I have conducted funerals for three very close friends. That is not easy, but it is the last and best thing I can do for them and their families. When I do a funeral for someone I have not met, the challenge for me is to get to know that person through their family and friends, so that the ceremony I write reflects that person faithfully.


Because I am a secular celebrant, I do not offer comfort from a religious perspective. Rather, I use words that celebrate the person’s life, that mourn their loss, and that acknowledge the vital way in which that person lives on – in the memories of those that loved her or him. My personal experiences of loss (a father, a mother, and a child) have taught me that there is great comfort in remembering the person, in acknowledging and talking about him or her, and in reaching a point where we can be grateful for their lives no matter how long or short.

It is common to be referred from a Funeral Director when a person dies. However some of the most moving funerals I have taken have been for friends or for friends of friends.  Whichever way it happens, I ensure that I learn as much as I can about the person who has died by talking to family members.  I encourage eulogies as they are a potent way of getting to know the many facets of the person that are often not known by others. 

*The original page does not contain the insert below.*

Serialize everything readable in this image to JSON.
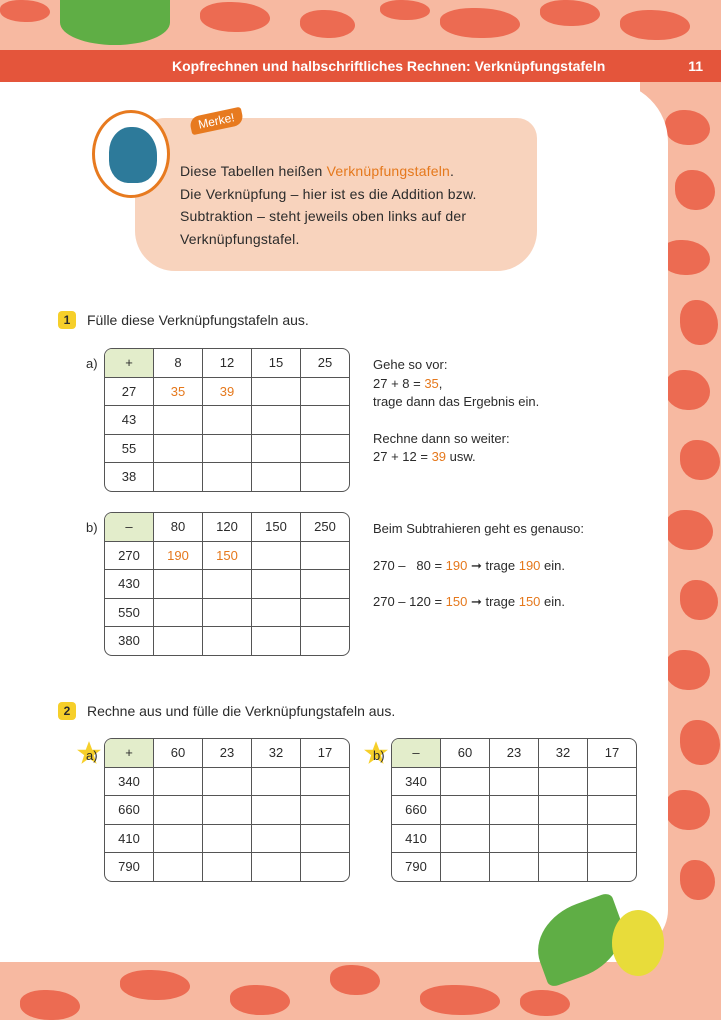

I have recently published a memoir about losing my son 37 years ago. In it I discuss the grieving process, and the ways in which one can find consolation and even triumph over grief.  See the website 'afteralexander.net.'

I can help with suggestions including readings and blessings.

It is almost impossible not to be moved, as a celebrant, by the grief and sadness of a loss.  For me that means I can take a more meaningful ceremony, at the same time as knowing that this is often the only thing I can do for the person and the family and that I must do it to the best of my ability.

"A funeral of a loved one is the most important event a family comes together to arrange. There is no event that a family have more of a desire to get totally right. At the time that you want to crawl into a corner and weep a family must pull together and organise the final tribute to their loved one. I will always be eternally grateful to Jan Pryor for being that person who could talk us through the funeral. To stand beside us and talk with us to create an authentic tribute to our Mum. Jan is wise, intelligent, gentle, present and eloquent. All these attributes enabled Jan to navigate us through organising a funeral for our Mum that we feel very happy about. On the day Jan as celebrant opened the service that set a tone of love and honour to our loved one. Jan’s eloquence meant that her words spoken, including a perfect reading were perfect in reflecting an authentic account of Mum. I will always look back on this day and know we couldn’t have done better to give thanks to Mum."  Susie

"In February our family suffered a loss and we asked Jan Pryor to act as celebrant for the funeral. From the moment we contacted her we found her services to be compassionate, responsive to our needs and unwaveringly professional."  Caroline.